FIG. 1 is a system diagram of the circulation of cooling water in a condenser, and FIG. 2 is a block diagram showing the configuration of a cooling water flow rate control device for a condenser according to an embodiment of the present invention. 1...Water intake, 2A, 2B...Circulating water pump,
3A, 3B... Condenser inlet valve, 4A, 4B... Electric motor, 5A, 5B... Condenser water chamber, 6... Condenser, 7... Steam turbine, 8... Drain port, 9A,
9B... Condenser bypass valve, 10A, 10B...

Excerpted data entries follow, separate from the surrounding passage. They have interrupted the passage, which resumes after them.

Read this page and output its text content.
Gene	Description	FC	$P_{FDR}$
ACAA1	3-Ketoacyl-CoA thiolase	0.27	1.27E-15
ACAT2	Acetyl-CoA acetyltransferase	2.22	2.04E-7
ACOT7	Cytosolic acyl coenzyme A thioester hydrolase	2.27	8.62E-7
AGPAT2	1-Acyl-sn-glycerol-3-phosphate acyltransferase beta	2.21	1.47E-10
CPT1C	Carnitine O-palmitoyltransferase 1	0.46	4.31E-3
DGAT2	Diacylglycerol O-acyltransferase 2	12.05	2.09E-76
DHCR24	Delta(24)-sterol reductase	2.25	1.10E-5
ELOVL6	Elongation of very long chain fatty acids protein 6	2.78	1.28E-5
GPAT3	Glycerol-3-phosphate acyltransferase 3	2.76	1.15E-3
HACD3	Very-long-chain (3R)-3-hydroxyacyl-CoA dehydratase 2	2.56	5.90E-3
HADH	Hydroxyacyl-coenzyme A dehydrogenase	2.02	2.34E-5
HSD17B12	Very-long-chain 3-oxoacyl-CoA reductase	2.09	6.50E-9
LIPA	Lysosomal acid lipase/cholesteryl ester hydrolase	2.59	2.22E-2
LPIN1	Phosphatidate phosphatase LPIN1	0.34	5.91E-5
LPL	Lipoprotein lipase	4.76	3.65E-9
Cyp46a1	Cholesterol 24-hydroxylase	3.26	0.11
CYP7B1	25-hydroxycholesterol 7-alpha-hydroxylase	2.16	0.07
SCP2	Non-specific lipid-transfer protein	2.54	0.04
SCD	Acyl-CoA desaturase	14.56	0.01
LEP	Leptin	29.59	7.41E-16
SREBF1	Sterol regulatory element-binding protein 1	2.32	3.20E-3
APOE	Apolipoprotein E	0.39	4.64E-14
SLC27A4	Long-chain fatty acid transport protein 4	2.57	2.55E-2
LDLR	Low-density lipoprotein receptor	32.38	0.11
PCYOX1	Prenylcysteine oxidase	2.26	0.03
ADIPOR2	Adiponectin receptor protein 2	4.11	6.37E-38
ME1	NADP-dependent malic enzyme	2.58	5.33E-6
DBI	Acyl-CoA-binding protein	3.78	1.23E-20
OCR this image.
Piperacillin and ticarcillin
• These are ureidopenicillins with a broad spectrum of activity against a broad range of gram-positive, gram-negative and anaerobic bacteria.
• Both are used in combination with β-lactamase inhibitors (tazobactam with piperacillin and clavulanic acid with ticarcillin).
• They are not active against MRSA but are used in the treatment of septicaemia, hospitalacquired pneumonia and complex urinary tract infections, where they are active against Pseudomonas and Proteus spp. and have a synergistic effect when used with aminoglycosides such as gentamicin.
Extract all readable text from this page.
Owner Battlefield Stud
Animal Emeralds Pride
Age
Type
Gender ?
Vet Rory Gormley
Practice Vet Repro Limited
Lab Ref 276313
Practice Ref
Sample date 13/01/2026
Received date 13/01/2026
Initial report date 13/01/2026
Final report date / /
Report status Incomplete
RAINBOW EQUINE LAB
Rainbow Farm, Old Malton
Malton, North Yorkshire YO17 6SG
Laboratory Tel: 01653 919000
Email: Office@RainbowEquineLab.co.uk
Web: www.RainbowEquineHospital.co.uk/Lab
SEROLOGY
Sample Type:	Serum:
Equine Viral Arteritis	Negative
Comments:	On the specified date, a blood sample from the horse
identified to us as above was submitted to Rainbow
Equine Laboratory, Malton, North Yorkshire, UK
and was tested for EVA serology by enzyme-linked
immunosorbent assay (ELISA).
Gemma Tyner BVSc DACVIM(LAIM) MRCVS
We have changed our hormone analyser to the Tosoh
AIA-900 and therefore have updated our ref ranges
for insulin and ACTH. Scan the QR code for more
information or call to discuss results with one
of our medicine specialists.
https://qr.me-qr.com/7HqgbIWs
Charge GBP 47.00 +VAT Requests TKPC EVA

Condenser bypass valve opening adjustment motor, 11A, 11
B...Flow rate detector, 101...Flow rate setting circuit, 1
02, 107, 110... Adder, 103... Flow rate command circuit, 104... Condenser inlet valve flow rate commander, 105... Condenser bypass valve flow rate commander, 1
06... Condenser inlet valve opening converter, 108... Condenser inlet valve opening regulator, 109... Condenser bypass valve opening converter, 111... Condenser bypass valve opening adjustment vessel.

Claims (1)

[Claims] 1. In a cooling water flow control device for a condenser where a part of the cooling water circulates through the condenser through the first valve, mixes with the remaining cooling water that passes through the second valve, and is discharged. , a flow rate command circuit that outputs a total cooling water flow rate signal based on the difference between a set value of the amount of cooling water calculated using the turbine load factor and the water intake temperature and the actual amount of cooling water; and a flow rate command circuit that circulates the condenser. A first circuit that allows the output of the flow rate command circuit to pass when the amount of cooling water is below the upper limit.
a second flow rate command device that outputs only an excess amount of cooling water that the output of the flow rate command circuit exceeds the upper limit of the amount of cooling water circulating through the condenser; Cooling of a condenser configured to adjust the opening degree of the first valve according to the output of the device, and adjust the opening degree of the second valve according to the output of the second flow rate command device. Water flow control device.